Both my mom's parents are in the hospital. It's not easy being 80-something. They're supposed to get out soon though. We'll see. At least over break maybe my dad can get my car trunk to unlock.

The tornado painting doesn't quite terrify me now. It's something about the shape of the tornado about 2/3rds of the way up that starts to scare me if I keep looking at it.

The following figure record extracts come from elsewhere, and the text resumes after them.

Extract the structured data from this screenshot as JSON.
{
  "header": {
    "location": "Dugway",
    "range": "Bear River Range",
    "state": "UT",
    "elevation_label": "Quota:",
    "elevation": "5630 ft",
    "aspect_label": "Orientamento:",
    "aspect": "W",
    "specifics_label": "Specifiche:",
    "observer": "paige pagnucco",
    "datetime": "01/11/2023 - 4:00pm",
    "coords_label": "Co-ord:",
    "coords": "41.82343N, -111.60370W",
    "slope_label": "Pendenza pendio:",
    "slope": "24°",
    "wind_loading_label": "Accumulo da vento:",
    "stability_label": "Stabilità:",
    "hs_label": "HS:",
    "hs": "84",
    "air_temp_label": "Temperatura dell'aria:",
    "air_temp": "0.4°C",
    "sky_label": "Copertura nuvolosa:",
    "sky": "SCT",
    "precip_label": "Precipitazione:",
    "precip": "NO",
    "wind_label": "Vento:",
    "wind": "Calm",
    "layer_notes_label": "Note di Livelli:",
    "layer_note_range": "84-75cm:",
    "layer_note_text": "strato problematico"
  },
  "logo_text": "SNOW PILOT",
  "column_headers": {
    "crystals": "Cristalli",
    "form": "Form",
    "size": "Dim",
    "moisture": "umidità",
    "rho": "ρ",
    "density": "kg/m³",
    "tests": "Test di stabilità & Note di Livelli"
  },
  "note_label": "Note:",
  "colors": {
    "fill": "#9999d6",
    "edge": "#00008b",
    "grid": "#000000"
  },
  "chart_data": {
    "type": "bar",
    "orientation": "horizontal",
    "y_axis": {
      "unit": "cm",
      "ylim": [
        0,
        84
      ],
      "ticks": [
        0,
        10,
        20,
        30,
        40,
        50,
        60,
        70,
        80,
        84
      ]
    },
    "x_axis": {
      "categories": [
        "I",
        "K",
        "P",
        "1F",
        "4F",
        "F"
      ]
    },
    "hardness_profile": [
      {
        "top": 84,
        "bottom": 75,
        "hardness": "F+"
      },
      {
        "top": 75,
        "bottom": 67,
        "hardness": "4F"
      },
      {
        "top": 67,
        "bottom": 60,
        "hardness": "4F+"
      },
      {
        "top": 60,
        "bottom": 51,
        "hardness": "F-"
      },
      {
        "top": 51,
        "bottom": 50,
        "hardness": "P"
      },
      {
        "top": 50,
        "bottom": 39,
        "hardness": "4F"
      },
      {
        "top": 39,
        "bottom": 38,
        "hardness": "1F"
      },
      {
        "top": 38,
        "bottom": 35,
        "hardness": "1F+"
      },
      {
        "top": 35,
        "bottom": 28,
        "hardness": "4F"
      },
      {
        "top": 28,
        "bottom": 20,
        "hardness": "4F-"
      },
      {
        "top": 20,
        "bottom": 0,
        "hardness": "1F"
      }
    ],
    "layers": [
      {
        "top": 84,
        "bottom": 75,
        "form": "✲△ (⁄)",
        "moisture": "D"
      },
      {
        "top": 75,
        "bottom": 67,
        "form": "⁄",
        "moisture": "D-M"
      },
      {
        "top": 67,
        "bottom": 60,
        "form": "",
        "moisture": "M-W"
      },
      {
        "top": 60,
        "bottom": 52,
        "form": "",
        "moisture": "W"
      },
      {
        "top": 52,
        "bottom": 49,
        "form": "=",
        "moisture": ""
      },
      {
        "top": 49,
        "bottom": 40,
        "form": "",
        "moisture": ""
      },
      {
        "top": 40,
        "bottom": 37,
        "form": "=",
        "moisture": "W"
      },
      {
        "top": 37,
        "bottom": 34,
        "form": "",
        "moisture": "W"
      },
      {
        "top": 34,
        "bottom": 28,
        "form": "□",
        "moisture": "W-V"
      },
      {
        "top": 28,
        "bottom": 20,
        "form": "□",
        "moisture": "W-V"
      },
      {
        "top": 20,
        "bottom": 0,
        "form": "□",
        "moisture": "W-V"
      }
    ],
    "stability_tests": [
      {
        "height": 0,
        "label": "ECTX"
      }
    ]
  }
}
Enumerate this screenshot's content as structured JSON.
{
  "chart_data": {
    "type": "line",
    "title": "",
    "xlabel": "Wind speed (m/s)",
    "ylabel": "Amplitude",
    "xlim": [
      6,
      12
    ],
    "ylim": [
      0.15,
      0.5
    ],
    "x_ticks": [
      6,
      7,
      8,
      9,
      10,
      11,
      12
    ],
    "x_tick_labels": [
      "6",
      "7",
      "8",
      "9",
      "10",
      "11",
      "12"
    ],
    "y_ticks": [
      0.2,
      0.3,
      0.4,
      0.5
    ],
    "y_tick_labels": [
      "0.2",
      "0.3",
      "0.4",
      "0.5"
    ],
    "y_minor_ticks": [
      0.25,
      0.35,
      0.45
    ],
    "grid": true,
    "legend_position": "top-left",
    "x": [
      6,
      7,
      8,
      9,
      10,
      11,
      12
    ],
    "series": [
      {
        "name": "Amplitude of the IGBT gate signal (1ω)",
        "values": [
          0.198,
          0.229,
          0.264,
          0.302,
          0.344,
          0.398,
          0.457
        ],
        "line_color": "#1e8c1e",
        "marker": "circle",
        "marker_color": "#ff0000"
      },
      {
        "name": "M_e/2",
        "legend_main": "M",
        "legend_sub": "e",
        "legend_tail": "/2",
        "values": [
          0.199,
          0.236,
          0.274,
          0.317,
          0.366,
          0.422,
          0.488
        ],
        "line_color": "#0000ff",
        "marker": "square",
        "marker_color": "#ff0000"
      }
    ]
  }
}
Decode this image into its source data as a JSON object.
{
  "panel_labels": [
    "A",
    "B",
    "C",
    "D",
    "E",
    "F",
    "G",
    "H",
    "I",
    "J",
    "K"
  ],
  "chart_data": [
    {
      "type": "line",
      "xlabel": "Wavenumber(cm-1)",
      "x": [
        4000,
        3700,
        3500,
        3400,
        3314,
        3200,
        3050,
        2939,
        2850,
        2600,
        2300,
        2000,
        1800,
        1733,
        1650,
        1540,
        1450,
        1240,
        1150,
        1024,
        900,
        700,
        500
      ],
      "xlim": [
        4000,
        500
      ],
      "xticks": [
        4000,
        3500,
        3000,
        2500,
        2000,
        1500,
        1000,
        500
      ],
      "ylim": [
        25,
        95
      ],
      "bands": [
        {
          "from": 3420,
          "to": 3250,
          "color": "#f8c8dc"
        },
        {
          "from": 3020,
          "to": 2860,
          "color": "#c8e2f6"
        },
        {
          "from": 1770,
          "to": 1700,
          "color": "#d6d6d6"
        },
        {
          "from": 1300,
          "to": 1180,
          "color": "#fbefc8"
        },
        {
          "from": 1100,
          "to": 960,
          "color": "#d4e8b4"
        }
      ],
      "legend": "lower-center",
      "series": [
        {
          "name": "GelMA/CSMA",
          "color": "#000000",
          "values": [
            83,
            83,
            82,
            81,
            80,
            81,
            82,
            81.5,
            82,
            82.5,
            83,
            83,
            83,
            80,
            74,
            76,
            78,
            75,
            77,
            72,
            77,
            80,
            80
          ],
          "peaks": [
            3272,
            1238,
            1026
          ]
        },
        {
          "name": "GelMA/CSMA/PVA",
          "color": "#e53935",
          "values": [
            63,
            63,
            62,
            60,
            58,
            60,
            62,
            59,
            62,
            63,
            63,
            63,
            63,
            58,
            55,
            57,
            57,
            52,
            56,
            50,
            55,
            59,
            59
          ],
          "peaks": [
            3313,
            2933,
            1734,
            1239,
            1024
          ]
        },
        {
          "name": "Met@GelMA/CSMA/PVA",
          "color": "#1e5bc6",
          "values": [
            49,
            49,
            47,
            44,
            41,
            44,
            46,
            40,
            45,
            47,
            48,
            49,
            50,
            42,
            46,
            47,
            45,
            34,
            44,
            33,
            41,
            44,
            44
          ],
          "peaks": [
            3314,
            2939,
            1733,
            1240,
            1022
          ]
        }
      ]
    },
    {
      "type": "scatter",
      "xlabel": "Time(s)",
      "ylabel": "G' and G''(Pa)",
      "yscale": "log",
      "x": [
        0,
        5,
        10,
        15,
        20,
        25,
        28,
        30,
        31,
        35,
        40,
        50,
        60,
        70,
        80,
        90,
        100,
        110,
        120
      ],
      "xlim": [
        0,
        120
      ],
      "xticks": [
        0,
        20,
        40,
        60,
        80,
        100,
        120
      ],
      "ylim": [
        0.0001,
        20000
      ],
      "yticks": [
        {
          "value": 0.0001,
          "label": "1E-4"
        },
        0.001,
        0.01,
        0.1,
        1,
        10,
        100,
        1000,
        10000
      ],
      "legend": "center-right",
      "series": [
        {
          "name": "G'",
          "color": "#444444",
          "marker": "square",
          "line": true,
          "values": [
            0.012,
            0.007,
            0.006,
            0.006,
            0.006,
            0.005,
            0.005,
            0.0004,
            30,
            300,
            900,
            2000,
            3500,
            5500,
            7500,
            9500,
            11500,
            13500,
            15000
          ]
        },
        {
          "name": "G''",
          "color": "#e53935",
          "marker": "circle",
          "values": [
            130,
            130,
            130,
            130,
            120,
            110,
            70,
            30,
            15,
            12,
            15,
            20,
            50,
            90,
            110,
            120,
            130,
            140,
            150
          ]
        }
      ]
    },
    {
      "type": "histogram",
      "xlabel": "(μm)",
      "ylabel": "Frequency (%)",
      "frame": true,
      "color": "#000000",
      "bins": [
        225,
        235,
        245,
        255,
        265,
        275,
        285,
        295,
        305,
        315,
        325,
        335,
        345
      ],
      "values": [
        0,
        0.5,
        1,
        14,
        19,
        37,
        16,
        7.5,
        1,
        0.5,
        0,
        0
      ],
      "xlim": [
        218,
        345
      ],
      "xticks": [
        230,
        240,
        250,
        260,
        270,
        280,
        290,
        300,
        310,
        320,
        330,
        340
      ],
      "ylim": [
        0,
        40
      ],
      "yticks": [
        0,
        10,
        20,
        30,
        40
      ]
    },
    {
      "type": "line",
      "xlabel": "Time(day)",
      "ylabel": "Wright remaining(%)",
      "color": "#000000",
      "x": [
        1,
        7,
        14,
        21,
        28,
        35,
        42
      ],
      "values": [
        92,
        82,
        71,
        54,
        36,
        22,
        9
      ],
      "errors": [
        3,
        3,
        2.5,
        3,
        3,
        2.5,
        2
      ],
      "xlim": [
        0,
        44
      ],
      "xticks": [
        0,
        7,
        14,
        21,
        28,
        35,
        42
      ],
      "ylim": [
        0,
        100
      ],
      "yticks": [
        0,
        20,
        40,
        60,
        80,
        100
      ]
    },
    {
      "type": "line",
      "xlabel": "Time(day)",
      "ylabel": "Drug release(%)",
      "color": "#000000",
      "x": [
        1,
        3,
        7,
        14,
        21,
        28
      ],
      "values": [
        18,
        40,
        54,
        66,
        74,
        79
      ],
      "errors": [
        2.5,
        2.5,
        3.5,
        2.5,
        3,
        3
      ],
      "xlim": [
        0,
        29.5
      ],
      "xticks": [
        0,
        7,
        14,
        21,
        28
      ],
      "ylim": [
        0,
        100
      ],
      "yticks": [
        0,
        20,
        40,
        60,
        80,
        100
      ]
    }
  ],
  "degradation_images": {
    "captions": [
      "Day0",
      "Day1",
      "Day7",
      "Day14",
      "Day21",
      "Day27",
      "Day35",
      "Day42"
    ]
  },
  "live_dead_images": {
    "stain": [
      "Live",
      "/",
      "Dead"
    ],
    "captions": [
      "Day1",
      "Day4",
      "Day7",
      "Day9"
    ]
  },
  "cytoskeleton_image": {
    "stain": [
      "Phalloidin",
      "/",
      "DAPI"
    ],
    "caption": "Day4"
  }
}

Again, I love my bed. Going to sleep now.

Sunday, November 23, 2014

muhahahahahaha ...aha!

My new goal is feel stylish while lounging at home. For too long I have lounged in the sweatpants from kmart that I bought 6 years ago (I bought 4 pairs in different colors). Ew, has it really been that long? Anyway, I will take a note from the kdrama heroine who lounge around in oversized sweaters and comfy skirts and fleece-lined tights. It's what I tried today, and I love it. Maybe a thrift store clothing run is going to happen, because this does wonders for my self-esteem. Also, I look really good in mint green. Why do I not own more shirts/sweaters in this color?

Day 3 of me having sand storm colored nails and the chipping is constant, but at least the color is close enough to my actual nail color that you don't really notice. I've always admired this color when I saw it on a girl in a kdrama or a model. And now it is mine. Muhahahahahaha! ... ha ha!